Volcanic ash cloud still causing havoc for Irish airports
Irish airspace was due to open this morning but it's reopening has been postponed until at least 1 pm today.
The postponement is due to the renewed eruption of the Icelandic volcano Eyjafjallajokull.
The Irish Aviation Authority (IAA) has said that Ireland is one of the core areas that will be affected by the volcanic ash cloud.
"There will be no commercial flights departing Ireland prior to 1p.m. An update will be provided mid morning but the restrictions may well be continued to a later time." said the IAA.
Shannon airport is to open at 1 p.m. local time, while Dublin may open at 7 p.m., while a decision will be taken during the day about Cork airport.
The Dublin Airport Authority (DAA) has asked all passengers to contact their airlines, and said that the air ban may extended.
Aer Lingus has been forced to cancel all flights today, the airline estimates that the canceling of flights will cost the company between $20million and $27million.
Some 45 percent of European flights will run as scheduled with up to 60 percent returning tomorrow.
Northern Europe is locked down until tomorrow afternoon.
Paris has reopened and the first flight since Thursday is expected today.
Regulators have stated that it may take several days for normal air traffic to resume in newly reopened airports.

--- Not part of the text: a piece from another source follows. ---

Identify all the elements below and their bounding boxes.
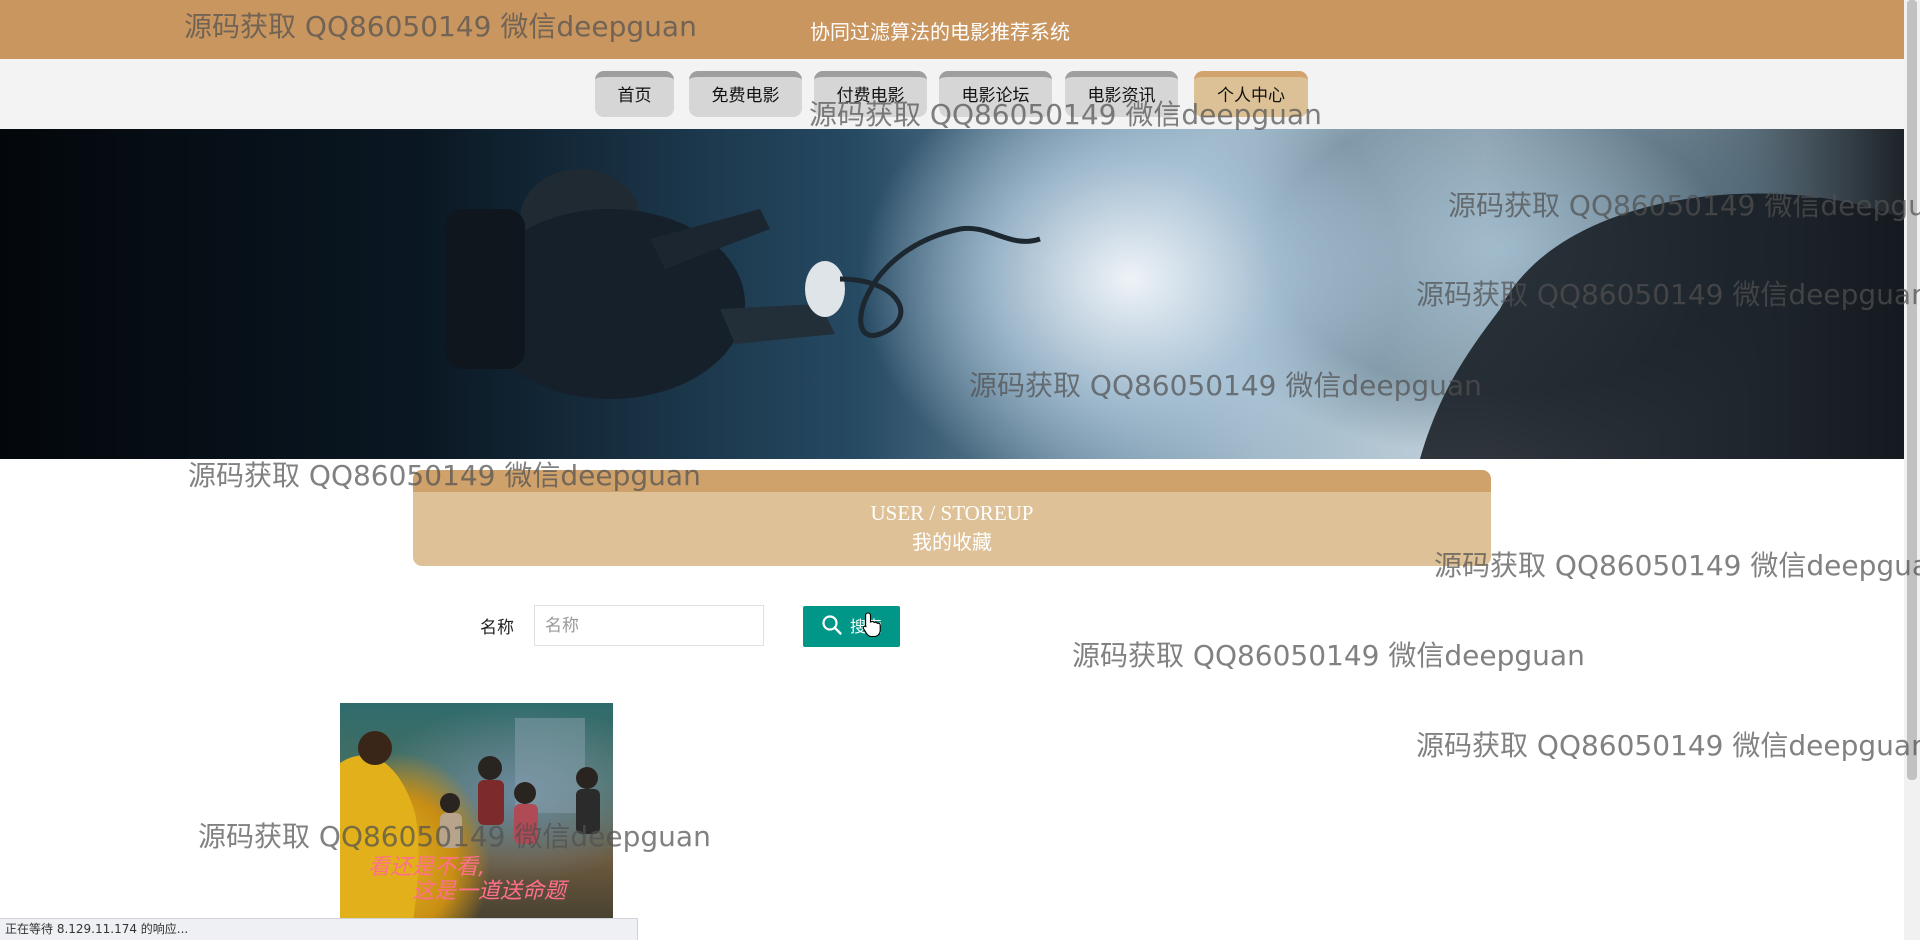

Test flights carried out by several European airlines have found that the volcanic ash cloud's density has reduced significantly.

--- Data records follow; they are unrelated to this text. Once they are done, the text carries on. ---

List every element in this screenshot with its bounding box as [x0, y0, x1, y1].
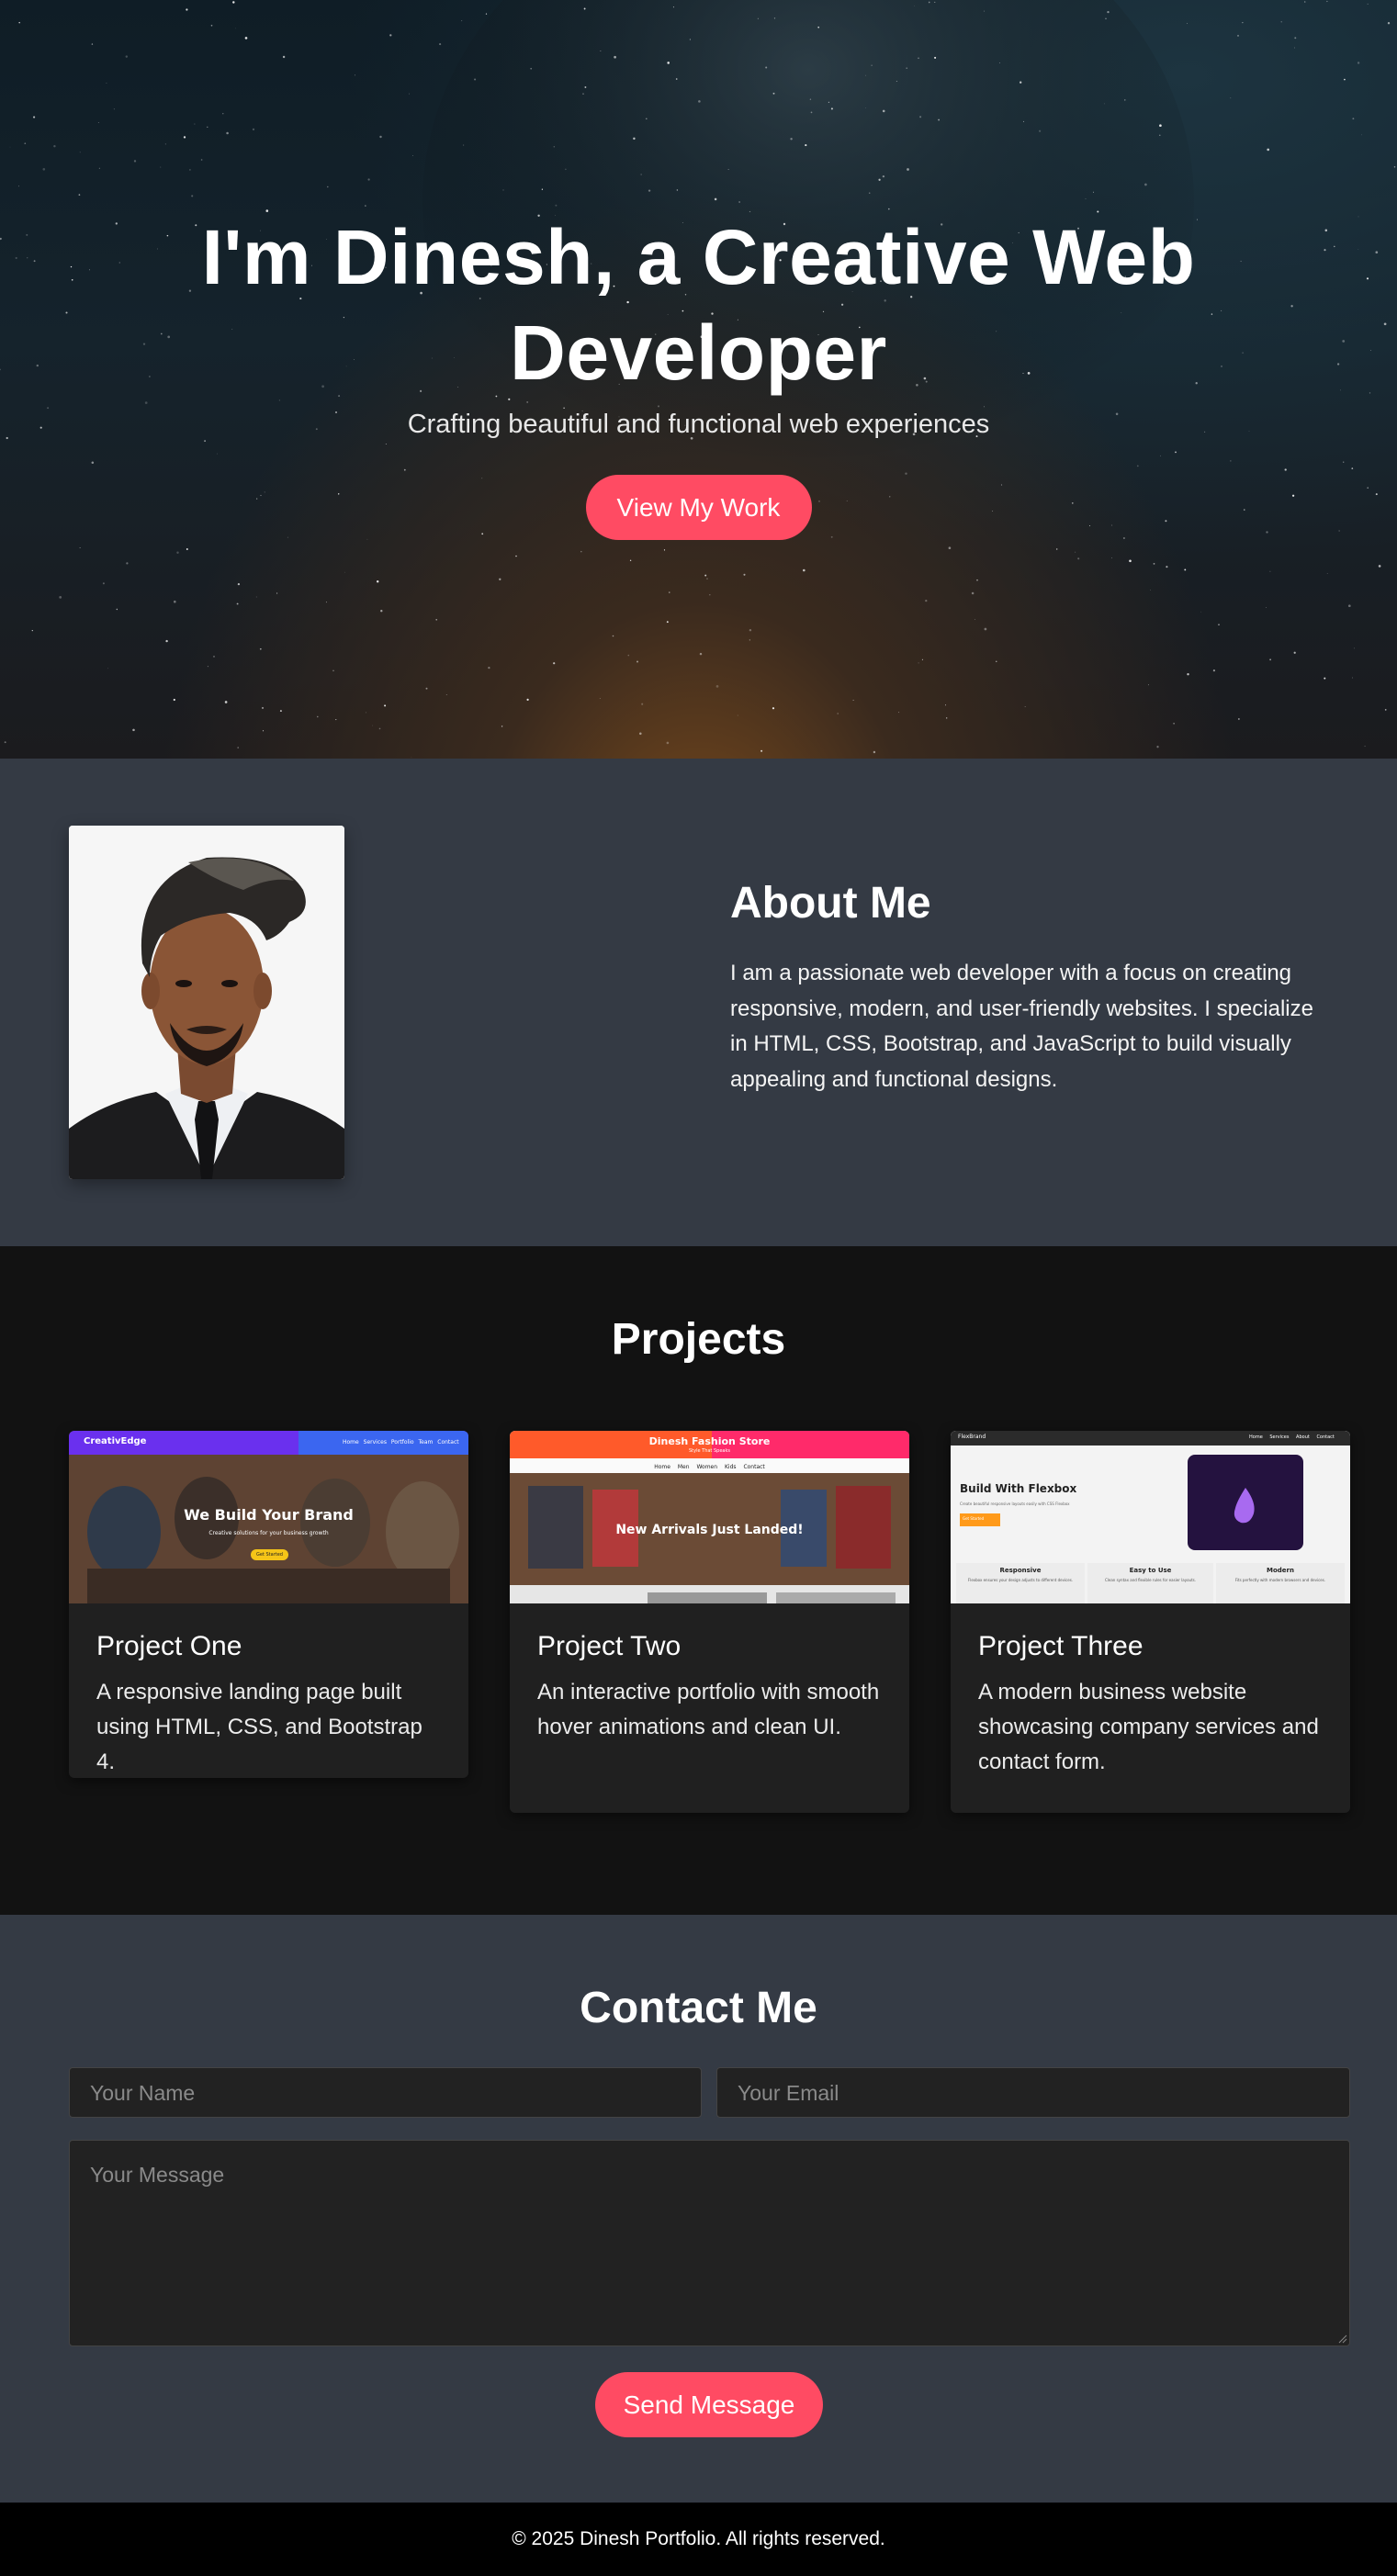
hero-subtitle: Crafting beautiful and functional web ex… — [407, 410, 990, 439]
project-description: A responsive landing page built using HT… — [96, 1680, 422, 1774]
thumb-brand: FlexBrand — [958, 1434, 986, 1440]
thumb-nav: Home Services About Contact — [1249, 1434, 1335, 1440]
thumb-feature-text: Fits perfectly with modern browsers and … — [1234, 1578, 1326, 1582]
thumb-feature-title: Responsive — [999, 1567, 1042, 1574]
contact-section: Contact Me Your Name Your Email Your Mes… — [0, 1915, 1397, 2503]
thumb-tagline: Creative solutions for your business gro… — [208, 1530, 329, 1536]
view-my-work-button[interactable]: View My Work — [585, 475, 812, 540]
thumb-headline: New Arrivals Just Landed! — [615, 1523, 804, 1537]
thumb-feature-title: Easy to Use — [1129, 1567, 1172, 1574]
hero-section: I'm Dinesh, a Creative Web Developer Cra… — [0, 0, 1397, 759]
thumb-button: Get Started — [963, 1516, 985, 1521]
thumb-feature-text: Flexbox ensures your design adjusts to d… — [967, 1578, 1074, 1582]
contact-heading: Contact Me — [580, 1984, 817, 2032]
resize-handle-icon[interactable] — [1336, 2333, 1347, 2344]
thumb-headline: We Build Your Brand — [184, 1506, 354, 1524]
hero-title: I'm Dinesh, a Creative Web Developer — [201, 214, 1196, 396]
message-placeholder: Your Message — [90, 2163, 225, 2187]
project-card[interactable]: CreativEdge Home Services Portfolio Team… — [69, 1431, 468, 1778]
about-text: I am a passionate web developer with a f… — [730, 961, 1313, 1092]
name-input[interactable]: Your Name — [69, 2067, 702, 2118]
thumb-tagline: Create beautiful responsive layouts easi… — [960, 1502, 1070, 1506]
project-description: A modern business website showcasing com… — [978, 1680, 1319, 1774]
thumb-brand: CreativEdge — [84, 1436, 147, 1446]
thumb-feature-text: Clean syntax and flexible rules for easi… — [1104, 1578, 1197, 1582]
message-textarea[interactable]: Your Message — [69, 2140, 1350, 2346]
project-title: Project Two — [537, 1631, 682, 1661]
thumb-nav: Home Services Portfolio Team Contact — [343, 1439, 459, 1445]
send-message-button[interactable]: Send Message — [595, 2372, 823, 2437]
project-description: An interactive portfolio with smooth hov… — [537, 1680, 880, 1739]
project-title: Project One — [96, 1631, 242, 1661]
thumb-headline: Build With Flexbox — [960, 1482, 1077, 1495]
footer: © 2025 Dinesh Portfolio. All rights rese… — [0, 2503, 1397, 2576]
project-card[interactable]: FlexBrand Home Services About Contact Bu… — [951, 1431, 1350, 1813]
about-section: About Me I am a passionate web developer… — [0, 759, 1397, 1246]
thumb-tagline: Style That Speaks — [689, 1448, 730, 1454]
project-one-thumbnail: CreativEdge Home Services Portfolio Team… — [69, 1431, 468, 1603]
project-two-thumbnail: Dinesh Fashion Store Style That Speaks H… — [510, 1431, 909, 1603]
projects-heading: Projects — [611, 1315, 786, 1364]
email-input[interactable]: Your Email — [716, 2067, 1350, 2118]
footer-copyright: © 2025 Dinesh Portfolio. All rights rese… — [512, 2528, 885, 2549]
thumb-nav: Home Men Women Kids Contact — [654, 1464, 765, 1470]
thumb-brand: Dinesh Fashion Store — [648, 1435, 771, 1447]
projects-section: Projects CreativEdge Home Services Portf… — [0, 1246, 1397, 1915]
thumb-feature-title: Modern — [1267, 1567, 1294, 1574]
project-three-thumbnail: FlexBrand Home Services About Contact Bu… — [951, 1431, 1350, 1603]
thumb-button: Get Started — [251, 1549, 288, 1560]
about-heading: About Me — [730, 879, 931, 928]
project-card[interactable]: Dinesh Fashion Store Style That Speaks H… — [510, 1431, 909, 1813]
profile-photo — [69, 826, 344, 1179]
project-title: Project Three — [978, 1631, 1144, 1661]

The ash cloud has led to the cancellation of over 60,000 flights.
EU transport ministers held a video conference yesterday and decided to gradually reopen European airspace.
They have divided Europe into open, closed and restricted zones.
Ireland's Meteorological office has said that the volcano is now emitting more lava than ash.
However recent eruptions have sent a cloud of ash 5km into the atmosphere.
They will reassess the situation in the evening.
The UK, Ireland, western Germany and the Benelux countries are the worst affected by the volcanic ash.
Ireland's Minister for Transport Noel Dempsey said he hoped in the coming days, that everything would return "as near to normality as possible."
Dempsey said that aircraft "won't be allowed up if there's any danger at all to passengers."
Tourism Ireland announced that it was losing 16,000 overseas visitors for each day airspace was closed.